About 70 percent of the proven gas supply is in the Middle East and Russia. Norway and North Africa also have significant supplies, Van Marcke said,

Gas demand in North America is likely to rise by 50 percent in the next two decades, reaching 33 trillion cubic feet annually in 2020 from about 22 trillion currently, according to Mike Warren, chief executive of gas producer and distributor Energen Corp. (EGN.N)

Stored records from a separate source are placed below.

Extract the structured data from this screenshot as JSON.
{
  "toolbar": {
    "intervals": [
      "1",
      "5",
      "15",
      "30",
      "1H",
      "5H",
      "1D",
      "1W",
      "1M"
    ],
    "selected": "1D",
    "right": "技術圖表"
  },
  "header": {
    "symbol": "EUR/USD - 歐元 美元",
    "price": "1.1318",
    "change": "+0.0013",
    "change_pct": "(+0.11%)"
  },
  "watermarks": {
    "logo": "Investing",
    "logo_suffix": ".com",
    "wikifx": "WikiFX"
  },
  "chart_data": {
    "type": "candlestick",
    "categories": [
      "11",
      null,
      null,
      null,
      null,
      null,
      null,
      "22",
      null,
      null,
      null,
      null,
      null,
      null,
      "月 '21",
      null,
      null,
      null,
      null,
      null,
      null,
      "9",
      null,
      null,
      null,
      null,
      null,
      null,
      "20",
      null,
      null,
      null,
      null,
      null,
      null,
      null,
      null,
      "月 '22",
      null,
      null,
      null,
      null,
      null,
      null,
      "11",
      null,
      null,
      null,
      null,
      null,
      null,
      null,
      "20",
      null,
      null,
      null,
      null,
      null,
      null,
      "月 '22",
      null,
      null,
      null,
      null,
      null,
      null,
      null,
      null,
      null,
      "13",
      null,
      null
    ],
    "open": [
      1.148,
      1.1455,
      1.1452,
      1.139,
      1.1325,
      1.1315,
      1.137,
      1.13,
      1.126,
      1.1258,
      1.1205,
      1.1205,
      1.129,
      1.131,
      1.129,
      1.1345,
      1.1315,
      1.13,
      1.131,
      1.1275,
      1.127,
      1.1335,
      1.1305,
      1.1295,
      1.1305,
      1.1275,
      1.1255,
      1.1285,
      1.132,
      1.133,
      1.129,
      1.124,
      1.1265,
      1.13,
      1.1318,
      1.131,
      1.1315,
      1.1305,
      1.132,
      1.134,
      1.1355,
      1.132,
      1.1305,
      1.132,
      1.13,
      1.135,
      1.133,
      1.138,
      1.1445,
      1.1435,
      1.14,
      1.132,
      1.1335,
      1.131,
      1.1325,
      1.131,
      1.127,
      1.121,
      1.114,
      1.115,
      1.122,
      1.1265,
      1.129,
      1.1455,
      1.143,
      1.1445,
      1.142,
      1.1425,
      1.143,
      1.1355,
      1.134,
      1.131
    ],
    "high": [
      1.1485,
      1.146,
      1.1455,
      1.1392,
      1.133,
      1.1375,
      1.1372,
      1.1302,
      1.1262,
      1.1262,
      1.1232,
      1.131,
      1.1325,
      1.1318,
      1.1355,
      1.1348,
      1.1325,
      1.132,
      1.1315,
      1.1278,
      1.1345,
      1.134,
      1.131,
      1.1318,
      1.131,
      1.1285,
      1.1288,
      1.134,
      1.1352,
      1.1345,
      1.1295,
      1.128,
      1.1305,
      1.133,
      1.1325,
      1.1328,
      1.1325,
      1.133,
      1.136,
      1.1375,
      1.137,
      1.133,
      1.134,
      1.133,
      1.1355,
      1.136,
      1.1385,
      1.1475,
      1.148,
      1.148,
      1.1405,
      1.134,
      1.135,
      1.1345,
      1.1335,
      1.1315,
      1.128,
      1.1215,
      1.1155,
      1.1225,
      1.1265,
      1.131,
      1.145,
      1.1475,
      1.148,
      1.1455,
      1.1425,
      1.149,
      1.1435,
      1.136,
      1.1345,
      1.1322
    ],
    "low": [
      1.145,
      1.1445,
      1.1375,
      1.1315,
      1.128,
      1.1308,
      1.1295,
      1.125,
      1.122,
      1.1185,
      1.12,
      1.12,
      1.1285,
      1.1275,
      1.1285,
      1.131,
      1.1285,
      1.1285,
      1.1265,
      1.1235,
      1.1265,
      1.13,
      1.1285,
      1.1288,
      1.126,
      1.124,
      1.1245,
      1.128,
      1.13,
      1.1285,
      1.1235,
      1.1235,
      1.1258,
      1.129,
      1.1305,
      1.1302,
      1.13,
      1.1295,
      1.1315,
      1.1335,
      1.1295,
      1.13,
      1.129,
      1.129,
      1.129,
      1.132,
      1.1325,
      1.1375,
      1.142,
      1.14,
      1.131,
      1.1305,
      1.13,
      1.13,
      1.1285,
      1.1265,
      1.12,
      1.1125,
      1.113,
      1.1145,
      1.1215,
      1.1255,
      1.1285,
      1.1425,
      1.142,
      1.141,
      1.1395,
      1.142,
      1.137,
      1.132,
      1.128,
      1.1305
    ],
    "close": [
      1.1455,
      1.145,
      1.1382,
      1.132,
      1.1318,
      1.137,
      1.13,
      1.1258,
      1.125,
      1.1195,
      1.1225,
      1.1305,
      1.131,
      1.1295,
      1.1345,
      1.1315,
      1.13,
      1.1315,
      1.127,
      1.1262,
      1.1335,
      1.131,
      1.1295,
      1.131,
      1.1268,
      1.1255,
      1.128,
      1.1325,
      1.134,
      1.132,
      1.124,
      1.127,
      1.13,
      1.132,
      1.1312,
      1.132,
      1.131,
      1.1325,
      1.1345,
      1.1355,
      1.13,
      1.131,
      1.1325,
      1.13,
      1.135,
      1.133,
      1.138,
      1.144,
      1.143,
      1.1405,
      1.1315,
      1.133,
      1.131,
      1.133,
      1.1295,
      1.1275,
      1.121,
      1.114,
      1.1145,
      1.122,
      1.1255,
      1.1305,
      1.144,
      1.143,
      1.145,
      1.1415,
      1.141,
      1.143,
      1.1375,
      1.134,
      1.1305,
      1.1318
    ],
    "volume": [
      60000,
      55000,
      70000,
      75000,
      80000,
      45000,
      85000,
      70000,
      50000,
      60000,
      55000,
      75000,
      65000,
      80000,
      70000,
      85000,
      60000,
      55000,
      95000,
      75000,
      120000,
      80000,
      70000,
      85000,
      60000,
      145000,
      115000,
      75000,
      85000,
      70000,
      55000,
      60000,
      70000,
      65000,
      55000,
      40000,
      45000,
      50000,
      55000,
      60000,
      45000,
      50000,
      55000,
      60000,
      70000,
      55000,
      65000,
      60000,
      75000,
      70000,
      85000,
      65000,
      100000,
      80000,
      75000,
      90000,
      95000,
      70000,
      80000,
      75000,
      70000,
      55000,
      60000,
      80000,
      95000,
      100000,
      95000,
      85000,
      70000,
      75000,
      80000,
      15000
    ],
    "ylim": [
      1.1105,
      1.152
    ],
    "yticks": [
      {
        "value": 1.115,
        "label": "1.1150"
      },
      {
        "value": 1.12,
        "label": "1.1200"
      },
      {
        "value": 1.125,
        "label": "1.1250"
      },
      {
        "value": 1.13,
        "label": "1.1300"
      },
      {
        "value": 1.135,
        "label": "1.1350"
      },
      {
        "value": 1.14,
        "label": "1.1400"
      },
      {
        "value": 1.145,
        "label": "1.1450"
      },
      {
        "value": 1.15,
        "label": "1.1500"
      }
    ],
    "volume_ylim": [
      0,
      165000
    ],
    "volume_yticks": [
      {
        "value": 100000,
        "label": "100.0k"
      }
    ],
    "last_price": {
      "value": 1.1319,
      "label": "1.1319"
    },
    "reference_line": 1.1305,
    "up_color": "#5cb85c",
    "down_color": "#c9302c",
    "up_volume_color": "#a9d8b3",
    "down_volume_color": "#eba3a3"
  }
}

"As much as nine trillion cubic feet of that may have to come from Alaska and LNG," he said.

RUNNING TO STAND STILL

Heavy investments to get output from gas fields such as Canada's Mackenzie Delta and Alaska's Prudhoe Bay are expected to contribute new supplies as early as the middle of the decade, but those fields will largely take up slack as key fields in western Canada and the Gulf of Mexico see volumes drop.

The western Canadian fields are a key source of gas for North America, but have been showing annual decline rates of more than 20 percent.

"The bulk of U.S. supply will continue to come from western Canada and the Gulf Coast," said Kvisle, but LNG volumes are likely to reach 5-10 billion cubic feet per day by 2015, more than 10 percent of the projected North American demand.

LNG faces several hurdles, since few municipalities in the United States are willing to shoulder the environmental burden posed by the large industrial sites needed to turn the liquefied product into a gas that can be burned in factories and houses.

Only four LNG facilities are currently operating in the United States, two on the East Coast and two on the Gulf Coast. Expansions planned at those sites would lift their capacities by about 40 percent by 2020, amounting to 1.4 trillion cubic feet per year, less than 4 percent of projected total U.S. gas demand.

GAS COMPETITION

Making gas into an international commodity will alter the industry to look more like the crude oil market, pitting North American demand against the fast-growing gas markets in Europe and Asia.

LNG already has a foothold in Europe, although pipelines connecting the continent to Russian and Norwegian gas fields have made it a less viable alternative there. That scenario will change in 2005 or 2006 when the United Kingdom is expected to turn from a gas exporter to a net importer, siphoning off excess supplies from the market.

That will not help prices in the U.S. market, which have surged this year as the slightly colder-than-normal winter on the East Coast tapped gas storage levels.

"LNG will play a long-term role in Europe as well, but in North America, we don't have a choice," Van Marcke said. "We do believe it's a fait d'accompli."